La coltivazione e l'industria domestica della canapa

Prella
foto Archivio Museo della civiltà contadina

La canapa è stata a lungo coltivata per il suo lungo stelo (4-5 metri), costituito da due parti: una interna rigida, il canapule e una esterna, il tiglio, da cui, attraverso opportune lavorazioni, si otteneva la fibra tessile impiegata per la fabbricazione di tele e cordami.

 

Nella coltivazione della pianta, documentata nel territorio bolognese dall'agronomo Pier de' Crescenzi, le tecniche produttive si modificarono tra il XIV e il XVII secolo, per fissarsi nei modi rimasti tradizionali fino alla metà dell'Ottocento. Nelle campagne bolognesi la coltura canapicola fu fondamentale e caratteristica: precisi riferimenti sono presenti nelle opere letterarie di Giulio Cesare Croce (San Giovanni in Persiceto 1550 - Bologna 1609), nelle tele del Guercino (Cento 1591 - Bologna 1666), nell'opera agronomica, "Economia del Cittadino in villa", del bolognese Vincenzo Tanara, che nel 1664 scrive: "nella Canepa, conoscesi una sforzata industria de gli Agricoltori Bolognesi, per la quale saranno sempre d'eterna, e universal gloria, perché con immensa fatica, e spesa, si riduce questa pianta ad una esatta, e singolar perfettione [...]".

 

Alla diffusione della coltura canapicola nelle campagne si affiancò lo sviluppo del settore manifatturiero cittadino (tra i toponimi bolognesi resta traccia dell'attività svolta dagli addetti alla trasformazione della fibra greggia in pettinati in Via dei Gargiolari; a Bologna c'erano anche una Piazzola e una Via della Canepa, contigui a Palazzo Re Enzo, cancellati dagli sventramenti del 1910-15, in cui si faceva "mercato di Lino, Gargiolo e Canape gregge") e anche nelle campagne, prima nei luoghi "murati" di pianura: Budrio, Castel San Pietro, Medicina, quindi anche in altri centri come Bazzano, Martignone, Castelfranco Emilia.

 
 
Affondamento canapa
foto Archivio Museo della civiltà contadina

Nel 1874-79 la produzione di canapa nel Bolognese raggiunse i 33 milioni di libbre (119.000 quintali ca.) e alla metà dell'Ottocento più dei due terzi del prodotto veniva esportato in altre province italiane oppure all'estero.
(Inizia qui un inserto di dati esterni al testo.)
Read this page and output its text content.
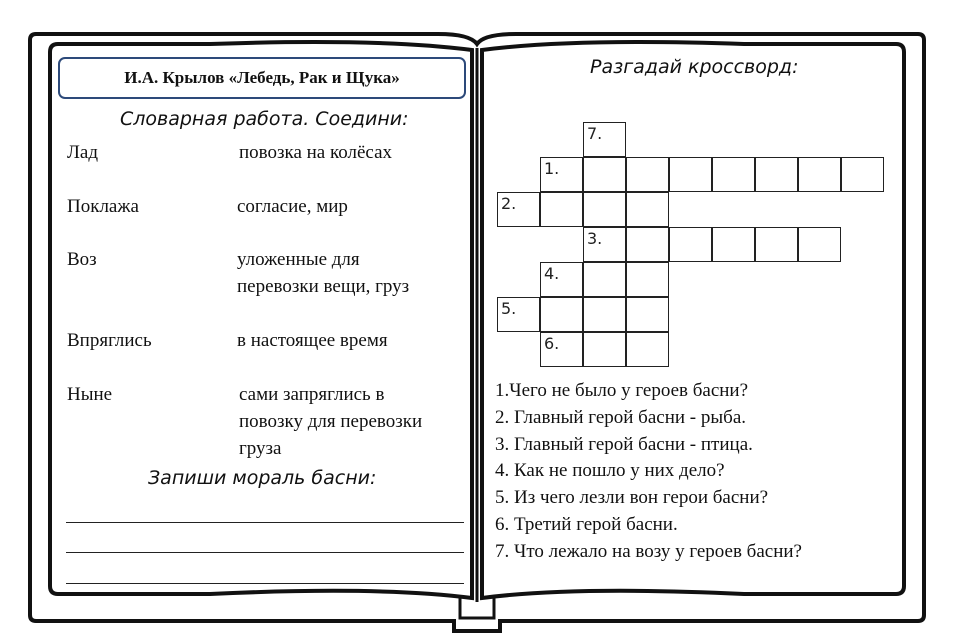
И.А. Крылов «Лебедь, Рак и Щука»
Словарная работа. Соедини:
Лад	повозка на колёсах
Поклажа	согласие, мир
Воз	уложенные для
перевозки вещи, груз
Впряглись	в настоящее время
Ныне	сами запряглись в
повозку для перевозки
груза
Запиши мораль басни:
Разгадай кроссворд:
7.
1.
2.
3.
4.
5.
6.
1.Чего не было у героев басни?
2. Главный герой басни - рыба.
3. Главный герой басни - птица.
4. Как не пошло у них дело?
5. Из чего лезли вон герои басни?
6. Третий герой басни.
7. Что лежало на возу у героев басни?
Le numerose e gravose manipolazioni necessarie per la produzione risultavano tuttavia faticosissime per i coloni, tanto che l'agronomo toscano Cosimo Ridolfi nel 1859 scrive: "Una popolazione che non fosse assuefatta a codesta fatica, a codesti incomodi non vi si assoggetterebbe di buona voglia e si considererebbe parificata nel lavoro agli schiavi: ma dove queste colture sono abituali da tempo immemorabile, benché siano gravosissime al contadino che vi s'affatica d'intorno, si praticano senza lamento e tornano utilissime al proprietario che riceve il prodotto senza spesa dal suo mezzaiuolo".

 

La produzione, che pur con fasi alterne, si mantenne alta per tutto l'Ottocento, cominciò a declinare nel corso del Novecento per effetto della diminuzione della richiesta di prodotto (introduzione e ampliamento della navigazione a vapore, concorrenza esercitata da altre fibre naturali meno costose, come il cotone, la iuta, l'abacà o canapa di Manila), fino a scomparire dopo gli anni '50, a causa di molteplici fattori concorrenti: affermazione delle fibre sintetiche (rayon, nylon), basso grado di meccanizzazione della coltura con alto impiego di manodopera, concorrenza di colture più remunerative come la barbabietola da zucchero o i frutteti specializzati e altre colture ortive.

 

Tracce ancor oggi visibili di questa coltura si colgono nelle strutture poderali delle campagne bolognesi: la casella della canapa, alta e ampia costruzione adibita un tempo alla lavorazione e al deposito della canapa, oggi deposito di attrezzi e macchine e il macero, un tempo vasca utilizzata per il processo di separazione del tiglio dal canapule mediante macerazione in acqua, oggi riserva idrica per le aziende in cui è ancora presente.